TWIN PEAKS
Moins nerveux que par le passé, l’impeccable quintette de Chicago a sorti à l’automne “Lookout Low”, troisième album réglo et très décontracté.
CELA NE FAIT PAS TOUT mais compte quand même un peu : Twin Peaks est un groupe éminemment sympathique. Depuis près de dix ans, ces gamins de Chicago envisagent le rock en bande, comme un mode de vie. Des copains qui, en dehors de leur local de répétition, partagent les mêmes centres d’intérêt : les Chicago Bulls, les Rolling Stones, le cannabis récréatif et — conséquence du hobby précédent — Grateful Dead. La formation de Jerry Garcia, d’ailleurs, serait le sésame pour entrer dans le nouveau disque de Twin Peaks. “Lookout Low”, troisième album sorti cet automne après une compilation de simples qui ralentissait déjà sensiblement le tempo (“Sweet ’17 Singles”, 2017), propose donc un trip plus alangui. On y découvre des arrangements de cuivres, des plans “Exile On Main St” et des solos de guitare harmonisés... Avant un concert formidable à la Boule Noire, Jack Dolan (basse, chant) et Colin Croom (clavier, guitare, chant), deux des quatre compositeurs du quintette, expliquent ce nouveau virage.
Bain de bouche
R&F : Le groupe a beaucoup évolué depuis “Down In Heaven” (2016). La compilation de singles et le nouvel album sont plus calmes... Jack Dolan : Cette série de singles nous a permis d’enrichir notre écriture, on a pu tenter des choses nouvelles et s’impliquer davantage sur les chansons des autres. C’est comme un muscle, la musique, il faut pratiquer.
Colin Croom : Quand on a enregistré ces singles, c’était comme un bain de bouche. On s’est dit : faisons ce que nous voulons, sans souci de cohérence et sans forcément sonner comme sur les deux albums précédents.
R&F : Vous avez enregistré “Lookout Low” au pays de Galles, avec Ethan Johns. C’était comment ?
Jack Dolan : C’était une expérience. Etre dans la campagne galloise pendant trois semaines, en février... Ethan Johns figurait sur une liste de producteurs potentiels qu’on avait établie. Il était le plus enthousiaste de tous, alors on l’a choisi. Il nous a enregistrés en live, tous dans la même pièce. Paradoxalement, malgré la technologie actuelle, il est de plus en plus difficile d’enregistrer un groupe en direct. C’était un défi pour nous. Les meilleurs disques, ceux de Neil Young par exemple, sont enregistrés de cette manière.
R&F : Il vous a raconté des anecdotes relatives à son paternel (le producteur Glyn Johns) ?
Colin Croom : Des souvenirs d’enfance, oui.
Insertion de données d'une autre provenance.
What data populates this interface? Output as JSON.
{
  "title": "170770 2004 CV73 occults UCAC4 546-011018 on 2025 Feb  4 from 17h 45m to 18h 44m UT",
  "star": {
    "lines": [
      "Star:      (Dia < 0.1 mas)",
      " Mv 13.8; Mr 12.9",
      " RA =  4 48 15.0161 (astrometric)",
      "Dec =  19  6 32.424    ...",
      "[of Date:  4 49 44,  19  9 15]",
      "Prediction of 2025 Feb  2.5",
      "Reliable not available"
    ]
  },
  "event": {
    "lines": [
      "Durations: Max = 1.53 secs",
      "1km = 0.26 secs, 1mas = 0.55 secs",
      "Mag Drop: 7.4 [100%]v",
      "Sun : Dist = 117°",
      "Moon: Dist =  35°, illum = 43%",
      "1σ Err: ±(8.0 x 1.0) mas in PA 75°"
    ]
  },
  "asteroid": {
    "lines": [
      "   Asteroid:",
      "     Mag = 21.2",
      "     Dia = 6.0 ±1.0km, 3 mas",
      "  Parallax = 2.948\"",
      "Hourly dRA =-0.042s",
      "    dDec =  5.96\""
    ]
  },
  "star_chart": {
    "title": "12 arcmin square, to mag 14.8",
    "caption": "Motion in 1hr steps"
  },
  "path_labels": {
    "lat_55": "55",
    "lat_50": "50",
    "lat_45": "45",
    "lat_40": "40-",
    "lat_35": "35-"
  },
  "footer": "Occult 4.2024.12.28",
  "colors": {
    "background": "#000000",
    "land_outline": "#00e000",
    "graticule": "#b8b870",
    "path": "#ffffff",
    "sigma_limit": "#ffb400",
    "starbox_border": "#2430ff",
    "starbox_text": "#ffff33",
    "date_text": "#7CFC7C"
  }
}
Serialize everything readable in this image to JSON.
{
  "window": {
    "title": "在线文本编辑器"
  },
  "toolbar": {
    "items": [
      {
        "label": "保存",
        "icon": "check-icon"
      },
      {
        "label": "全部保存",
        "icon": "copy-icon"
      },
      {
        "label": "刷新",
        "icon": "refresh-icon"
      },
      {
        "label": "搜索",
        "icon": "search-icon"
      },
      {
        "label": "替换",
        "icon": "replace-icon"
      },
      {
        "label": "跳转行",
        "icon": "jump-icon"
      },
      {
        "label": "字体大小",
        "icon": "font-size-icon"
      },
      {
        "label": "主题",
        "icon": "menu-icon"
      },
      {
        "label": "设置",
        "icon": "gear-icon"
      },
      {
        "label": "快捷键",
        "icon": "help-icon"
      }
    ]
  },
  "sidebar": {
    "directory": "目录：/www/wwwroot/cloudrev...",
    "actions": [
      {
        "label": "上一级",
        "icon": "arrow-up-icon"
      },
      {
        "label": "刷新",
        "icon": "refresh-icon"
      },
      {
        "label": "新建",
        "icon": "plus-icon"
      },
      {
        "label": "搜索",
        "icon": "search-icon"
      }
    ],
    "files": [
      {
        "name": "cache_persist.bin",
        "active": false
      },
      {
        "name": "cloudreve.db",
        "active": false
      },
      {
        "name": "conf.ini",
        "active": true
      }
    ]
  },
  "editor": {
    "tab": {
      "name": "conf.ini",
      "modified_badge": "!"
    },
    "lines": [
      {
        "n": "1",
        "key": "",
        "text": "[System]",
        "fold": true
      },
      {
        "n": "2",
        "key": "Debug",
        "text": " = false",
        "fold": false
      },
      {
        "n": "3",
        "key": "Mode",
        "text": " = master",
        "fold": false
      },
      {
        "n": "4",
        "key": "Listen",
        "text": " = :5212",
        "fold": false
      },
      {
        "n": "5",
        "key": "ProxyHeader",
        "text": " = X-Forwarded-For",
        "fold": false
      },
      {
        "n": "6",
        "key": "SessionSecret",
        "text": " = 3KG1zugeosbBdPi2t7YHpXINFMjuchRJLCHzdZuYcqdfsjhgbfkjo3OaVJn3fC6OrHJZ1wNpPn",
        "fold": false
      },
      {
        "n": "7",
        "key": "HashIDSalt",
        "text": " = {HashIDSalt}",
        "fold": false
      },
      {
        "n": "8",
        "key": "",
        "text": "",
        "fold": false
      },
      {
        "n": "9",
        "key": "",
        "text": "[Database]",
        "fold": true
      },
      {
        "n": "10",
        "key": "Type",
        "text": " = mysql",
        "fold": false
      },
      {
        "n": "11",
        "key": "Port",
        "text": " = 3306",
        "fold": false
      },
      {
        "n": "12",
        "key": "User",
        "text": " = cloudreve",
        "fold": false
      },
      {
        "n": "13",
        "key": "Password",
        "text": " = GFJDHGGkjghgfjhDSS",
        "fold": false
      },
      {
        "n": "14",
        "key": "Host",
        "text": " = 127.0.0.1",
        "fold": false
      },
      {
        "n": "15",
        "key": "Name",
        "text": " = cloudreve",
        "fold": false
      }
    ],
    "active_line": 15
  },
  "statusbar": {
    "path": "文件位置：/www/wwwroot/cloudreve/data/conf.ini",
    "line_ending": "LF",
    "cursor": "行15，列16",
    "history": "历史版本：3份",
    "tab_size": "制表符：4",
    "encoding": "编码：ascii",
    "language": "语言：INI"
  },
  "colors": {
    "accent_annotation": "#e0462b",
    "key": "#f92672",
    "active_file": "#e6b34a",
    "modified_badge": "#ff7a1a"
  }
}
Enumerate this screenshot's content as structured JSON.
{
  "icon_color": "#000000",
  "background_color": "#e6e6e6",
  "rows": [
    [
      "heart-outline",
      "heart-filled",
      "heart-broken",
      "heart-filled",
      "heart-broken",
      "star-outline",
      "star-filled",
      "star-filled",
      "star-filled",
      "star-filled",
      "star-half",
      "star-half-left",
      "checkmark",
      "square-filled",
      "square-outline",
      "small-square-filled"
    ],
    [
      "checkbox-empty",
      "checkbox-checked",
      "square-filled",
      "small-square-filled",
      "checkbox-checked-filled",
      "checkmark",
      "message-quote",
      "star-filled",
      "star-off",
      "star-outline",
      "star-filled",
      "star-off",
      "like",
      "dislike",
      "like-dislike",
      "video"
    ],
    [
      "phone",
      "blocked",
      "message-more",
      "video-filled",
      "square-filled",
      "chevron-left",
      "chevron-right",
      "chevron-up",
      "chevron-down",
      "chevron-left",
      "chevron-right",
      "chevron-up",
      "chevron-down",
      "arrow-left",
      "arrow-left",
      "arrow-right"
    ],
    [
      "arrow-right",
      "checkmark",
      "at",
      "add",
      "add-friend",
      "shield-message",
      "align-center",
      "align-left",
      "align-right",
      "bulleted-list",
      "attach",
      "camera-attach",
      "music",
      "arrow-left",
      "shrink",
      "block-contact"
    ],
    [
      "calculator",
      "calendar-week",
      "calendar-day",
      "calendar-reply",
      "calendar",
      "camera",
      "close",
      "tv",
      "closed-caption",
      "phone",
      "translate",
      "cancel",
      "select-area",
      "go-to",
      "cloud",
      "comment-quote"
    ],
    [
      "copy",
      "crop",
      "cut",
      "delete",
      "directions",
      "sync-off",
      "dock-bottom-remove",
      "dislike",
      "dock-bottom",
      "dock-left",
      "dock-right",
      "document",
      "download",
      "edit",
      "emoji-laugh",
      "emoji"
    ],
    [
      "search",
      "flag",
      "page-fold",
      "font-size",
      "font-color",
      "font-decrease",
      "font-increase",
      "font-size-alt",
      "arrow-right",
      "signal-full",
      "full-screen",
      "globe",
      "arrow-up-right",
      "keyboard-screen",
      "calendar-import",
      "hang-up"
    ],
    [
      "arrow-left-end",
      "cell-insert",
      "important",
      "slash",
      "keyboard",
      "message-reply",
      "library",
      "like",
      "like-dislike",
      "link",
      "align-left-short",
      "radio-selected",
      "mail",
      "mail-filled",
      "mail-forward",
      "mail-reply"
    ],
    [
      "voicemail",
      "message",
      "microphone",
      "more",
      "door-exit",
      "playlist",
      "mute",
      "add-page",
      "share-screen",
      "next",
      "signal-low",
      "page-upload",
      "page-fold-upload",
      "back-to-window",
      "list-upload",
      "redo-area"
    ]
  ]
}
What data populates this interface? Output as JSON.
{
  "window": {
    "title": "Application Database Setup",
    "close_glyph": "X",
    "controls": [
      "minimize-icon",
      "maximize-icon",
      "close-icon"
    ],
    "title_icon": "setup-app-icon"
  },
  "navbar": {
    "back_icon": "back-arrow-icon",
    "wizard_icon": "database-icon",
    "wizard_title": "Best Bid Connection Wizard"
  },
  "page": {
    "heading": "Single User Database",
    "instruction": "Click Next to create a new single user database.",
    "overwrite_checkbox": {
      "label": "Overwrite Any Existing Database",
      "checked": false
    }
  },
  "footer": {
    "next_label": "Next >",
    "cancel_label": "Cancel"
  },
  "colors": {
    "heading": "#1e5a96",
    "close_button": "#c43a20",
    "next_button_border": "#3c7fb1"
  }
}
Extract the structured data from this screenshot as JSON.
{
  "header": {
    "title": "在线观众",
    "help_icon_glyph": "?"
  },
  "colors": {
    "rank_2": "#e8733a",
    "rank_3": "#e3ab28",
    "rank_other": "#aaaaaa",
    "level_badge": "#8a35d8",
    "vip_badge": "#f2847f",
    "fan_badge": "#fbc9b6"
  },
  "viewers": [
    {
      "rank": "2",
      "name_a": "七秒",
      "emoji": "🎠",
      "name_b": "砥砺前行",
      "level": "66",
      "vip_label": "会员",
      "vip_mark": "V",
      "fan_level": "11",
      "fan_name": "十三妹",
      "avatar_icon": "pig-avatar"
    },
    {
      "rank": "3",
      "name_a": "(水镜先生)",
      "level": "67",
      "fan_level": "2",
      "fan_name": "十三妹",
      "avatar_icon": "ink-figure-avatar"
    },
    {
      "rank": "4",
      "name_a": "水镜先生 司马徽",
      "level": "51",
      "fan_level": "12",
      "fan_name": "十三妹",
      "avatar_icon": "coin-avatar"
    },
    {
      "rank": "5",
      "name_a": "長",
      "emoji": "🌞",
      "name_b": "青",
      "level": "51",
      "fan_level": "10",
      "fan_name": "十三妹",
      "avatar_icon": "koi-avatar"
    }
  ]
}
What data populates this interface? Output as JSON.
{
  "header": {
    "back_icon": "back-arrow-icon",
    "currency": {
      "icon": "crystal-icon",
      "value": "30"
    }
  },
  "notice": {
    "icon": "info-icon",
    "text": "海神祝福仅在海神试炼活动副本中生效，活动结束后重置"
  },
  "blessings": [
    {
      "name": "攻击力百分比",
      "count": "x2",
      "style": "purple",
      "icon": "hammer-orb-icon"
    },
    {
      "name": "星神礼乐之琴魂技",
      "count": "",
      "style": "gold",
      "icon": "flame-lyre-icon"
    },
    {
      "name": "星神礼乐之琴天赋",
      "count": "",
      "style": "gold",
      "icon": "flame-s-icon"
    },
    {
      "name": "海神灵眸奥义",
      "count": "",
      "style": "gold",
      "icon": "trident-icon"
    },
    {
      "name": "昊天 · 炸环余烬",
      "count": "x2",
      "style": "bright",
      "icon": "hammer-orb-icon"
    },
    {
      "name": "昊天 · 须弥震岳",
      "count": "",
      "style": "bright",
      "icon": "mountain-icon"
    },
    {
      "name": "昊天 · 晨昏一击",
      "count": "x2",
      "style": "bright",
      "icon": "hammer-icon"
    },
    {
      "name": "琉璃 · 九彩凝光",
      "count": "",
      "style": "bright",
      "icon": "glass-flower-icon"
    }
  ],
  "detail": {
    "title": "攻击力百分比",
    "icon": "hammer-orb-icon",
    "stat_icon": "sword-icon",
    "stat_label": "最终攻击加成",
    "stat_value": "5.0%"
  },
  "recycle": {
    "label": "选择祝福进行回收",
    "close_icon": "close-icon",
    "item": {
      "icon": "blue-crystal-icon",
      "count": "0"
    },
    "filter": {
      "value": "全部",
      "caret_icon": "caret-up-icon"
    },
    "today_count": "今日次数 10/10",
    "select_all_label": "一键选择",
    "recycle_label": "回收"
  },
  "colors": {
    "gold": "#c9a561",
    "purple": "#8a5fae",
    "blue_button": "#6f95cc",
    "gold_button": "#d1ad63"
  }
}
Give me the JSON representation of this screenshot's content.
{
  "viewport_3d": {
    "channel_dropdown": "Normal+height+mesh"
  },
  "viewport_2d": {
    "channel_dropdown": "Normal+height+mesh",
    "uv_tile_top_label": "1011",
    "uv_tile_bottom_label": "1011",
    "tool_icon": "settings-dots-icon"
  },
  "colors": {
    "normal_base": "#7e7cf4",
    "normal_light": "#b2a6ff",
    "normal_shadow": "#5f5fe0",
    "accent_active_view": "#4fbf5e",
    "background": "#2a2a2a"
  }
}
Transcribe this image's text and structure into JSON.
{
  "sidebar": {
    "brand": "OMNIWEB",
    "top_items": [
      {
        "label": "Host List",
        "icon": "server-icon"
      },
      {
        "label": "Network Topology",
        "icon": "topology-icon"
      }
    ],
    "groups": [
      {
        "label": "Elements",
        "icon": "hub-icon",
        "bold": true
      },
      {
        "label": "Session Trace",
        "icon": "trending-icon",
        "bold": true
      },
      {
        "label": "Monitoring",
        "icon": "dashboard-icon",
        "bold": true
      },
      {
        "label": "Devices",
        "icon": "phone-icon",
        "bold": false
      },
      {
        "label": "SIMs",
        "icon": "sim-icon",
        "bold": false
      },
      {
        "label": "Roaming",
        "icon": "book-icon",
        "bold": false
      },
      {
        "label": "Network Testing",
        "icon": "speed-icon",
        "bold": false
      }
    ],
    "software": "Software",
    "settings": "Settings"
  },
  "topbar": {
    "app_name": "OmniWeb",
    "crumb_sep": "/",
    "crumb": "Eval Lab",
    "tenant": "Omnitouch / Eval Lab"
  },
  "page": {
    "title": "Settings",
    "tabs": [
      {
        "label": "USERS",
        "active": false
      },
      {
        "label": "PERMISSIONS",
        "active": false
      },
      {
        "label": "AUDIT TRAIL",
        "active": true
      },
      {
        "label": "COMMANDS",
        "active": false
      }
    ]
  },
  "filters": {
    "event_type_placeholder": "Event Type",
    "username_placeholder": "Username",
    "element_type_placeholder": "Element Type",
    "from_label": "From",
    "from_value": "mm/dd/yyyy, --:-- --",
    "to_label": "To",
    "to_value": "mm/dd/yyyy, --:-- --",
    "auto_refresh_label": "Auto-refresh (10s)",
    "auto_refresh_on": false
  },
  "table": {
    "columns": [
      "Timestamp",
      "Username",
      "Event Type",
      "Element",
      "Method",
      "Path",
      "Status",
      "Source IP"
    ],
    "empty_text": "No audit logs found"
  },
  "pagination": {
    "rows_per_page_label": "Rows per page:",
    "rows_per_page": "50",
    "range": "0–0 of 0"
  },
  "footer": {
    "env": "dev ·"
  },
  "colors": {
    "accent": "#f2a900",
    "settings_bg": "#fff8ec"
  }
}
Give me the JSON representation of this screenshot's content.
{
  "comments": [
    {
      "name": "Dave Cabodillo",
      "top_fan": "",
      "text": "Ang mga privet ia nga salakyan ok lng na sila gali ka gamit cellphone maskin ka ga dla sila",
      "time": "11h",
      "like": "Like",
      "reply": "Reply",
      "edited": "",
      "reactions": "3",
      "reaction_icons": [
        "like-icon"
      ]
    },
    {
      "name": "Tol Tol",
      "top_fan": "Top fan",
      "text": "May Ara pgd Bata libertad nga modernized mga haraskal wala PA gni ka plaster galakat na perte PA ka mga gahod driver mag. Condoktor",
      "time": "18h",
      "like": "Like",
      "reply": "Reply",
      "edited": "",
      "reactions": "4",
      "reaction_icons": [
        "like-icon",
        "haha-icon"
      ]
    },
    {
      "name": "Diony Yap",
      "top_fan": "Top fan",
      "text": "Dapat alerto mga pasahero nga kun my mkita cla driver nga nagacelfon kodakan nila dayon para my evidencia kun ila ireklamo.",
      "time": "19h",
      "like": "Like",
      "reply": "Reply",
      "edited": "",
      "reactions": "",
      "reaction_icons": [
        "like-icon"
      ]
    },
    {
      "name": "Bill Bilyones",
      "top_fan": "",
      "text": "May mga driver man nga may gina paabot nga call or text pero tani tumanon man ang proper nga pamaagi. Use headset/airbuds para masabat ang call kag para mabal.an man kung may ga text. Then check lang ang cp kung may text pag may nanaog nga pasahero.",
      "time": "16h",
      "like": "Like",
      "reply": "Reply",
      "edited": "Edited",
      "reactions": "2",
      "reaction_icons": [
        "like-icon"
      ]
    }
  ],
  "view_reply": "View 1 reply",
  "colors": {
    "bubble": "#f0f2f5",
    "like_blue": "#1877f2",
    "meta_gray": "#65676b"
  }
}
Les fois où il se réveillait le matin et trouvait Keith Richards et Mick Jagger dans la cuisine... Je suis aussi un énorme fan de la méthode Glyn Johns, une technique très célèbre qu’il a inventée pour enregistrer les batteries. Mais Ethan n’utilisait pas la méthode de son père.
Lui, il utilisait 14 ou 15 micros sur la batterie et il choisissait ensuite en mixant.
R&F : Qu’écoutiez-vous au moment de concevoir “Lookout Low” ?
Colin Croom : Neil Young, énormément, surtout “Harvest”. The Band, aussi, “New Morning de Bob Dylan et, bien sûr, Grateful Dead... Ce truc s’est insinué en nous comme un virus. C’est Cadien (Lake James, guitare et chant) qui a commencé, il s’y est mis à fond et ça s’entend dans notre musique. Pour les arrangements, je me suis aussi beaucoup intéressé à Mulatu Astatke.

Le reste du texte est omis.